Data Coding 101 – Intro to Bash – ep6 (last episode)

This is the last piece of my “Data Coding 101: Introduction to Bash” series, where I introduce the very basics of how to use the command line for data science. If you read all the 6 articles – including this one – you will have a good enough base-knowledge to start your first data project. Today I’ll show you 4 more command line tools, that we are using very commonly in only data analyses: sed, awk, join and date.
And if you haven’t read the previous articles, I recommend you to start here:

sed – substitute characters and strings

As we have discussed it before bash handles all your data as text. This means, that if you want to clean your data, you should think about the process as you would do it with a text file. sed stands for stream editor” and it’s a very cool tool to modify text based on common patterns across your whole file.

Let’s see a concrete example. Go back to your flightdelays.csv file (If you don’t know, what’s that, check this article and download it!)

head flightdelays.csv

You already know, that head will print the first 10 lines of your file to the screen.

data science command line 1 head

As you can see the field separator is “,”. It’s not the most useful delimiter usually, so let’s try to change it to something else. First try to use spaces instead. Here comes sed into play:

head flightdelays.csv |sed 's/,/ /g'

data science command line 2 head sed

Note: In episode 2 I’ve already explained the role of the | (pipe) character. If you are not sure, what’s happening, read it first!

We have printed the first 10 lines, then modified the output with sed! What happens step by step:

sed ‘s/,/ /g’ –» After sed you have to specify what and how would you like to modify in your file. You can do that with an expression between apostrophes. In this case: s refers to “substitute” and it defines that we want to remove something and put something else instead of that. / is usually just the delimiter between the different parameters of the sed command. , is the character, you want to remove, and (the space after the second /) is the character, that you want to see instead. Eventually g (stands for “global”) tells to bash, that this should happen for every appearance of the , character. (If you don’t add g, sed will change only the first , in each line.) Explain the same in a picture:

data science command line 3 sed explained

some more cool things with sed

Most of the people are using sed only for substitute characters, but there is so much more potential in it.
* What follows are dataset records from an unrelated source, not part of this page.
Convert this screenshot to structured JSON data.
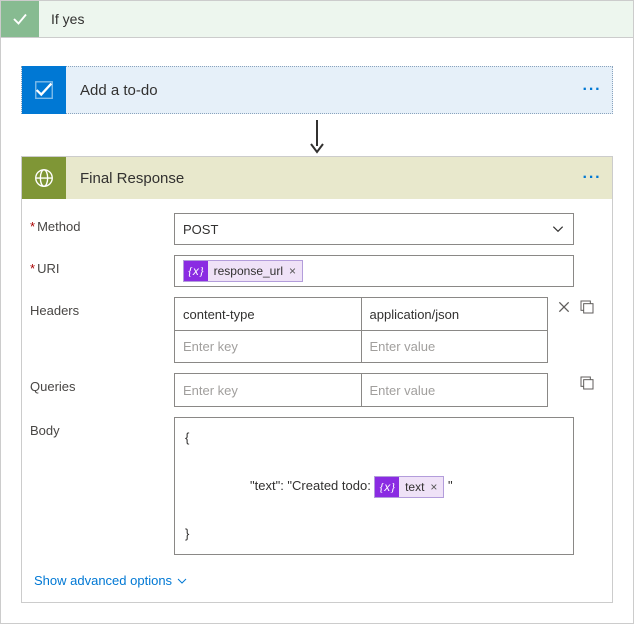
{
  "condition": {
    "title": "If yes"
  },
  "step1": {
    "title": "Add a to-do"
  },
  "arrow": true,
  "step2": {
    "title": "Final Response",
    "method": {
      "label": "Method",
      "value": "POST"
    },
    "uri": {
      "label": "URI",
      "token": "response_url"
    },
    "headers": {
      "label": "Headers",
      "rows": [
        {
          "key": "content-type",
          "value": "application/json"
        }
      ],
      "placeholders": {
        "key": "Enter key",
        "value": "Enter value"
      }
    },
    "queries": {
      "label": "Queries",
      "placeholders": {
        "key": "Enter key",
        "value": "Enter value"
      }
    },
    "body": {
      "label": "Body",
      "prefix_line": "{",
      "line2_prefix": "  \"text\": \"Created todo: ",
      "token": "text",
      "line2_suffix": " \"",
      "suffix_line": "}"
    },
    "advanced_link": "Show advanced options"
  }
}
First of all, you can change whole strings. Eg. try this:
head flightdelays.csv |sed 's/SMF/DATA36_TUTORIALS/g'

See? All the “SMF” strings have been replaced with “DATA36_TUTORIALS”.

data science command line 4 sed example

Okay, maybe this is not the most useful stuff, you would do with your file… But you get the point!

One important thing, that you have to know about sed, that it works with regular expressions (also known as regexp or regex). I’ll write a whole article about this topic, but for now, here’s the wikipedia article about it. Please be aware, that if you want to do special modifications with sed (eg. change all the numbers to “x”), you can do it, but you have to be familiar with regexp. (Or you have to be really good with googling! ;-)) By the way the above example (change all the numbers in your file to “x”) would look something like this:
head flightdelays.csv |sed 's/[0-9]/x/g'
Where [0-9] is a regular expression for all the numbers.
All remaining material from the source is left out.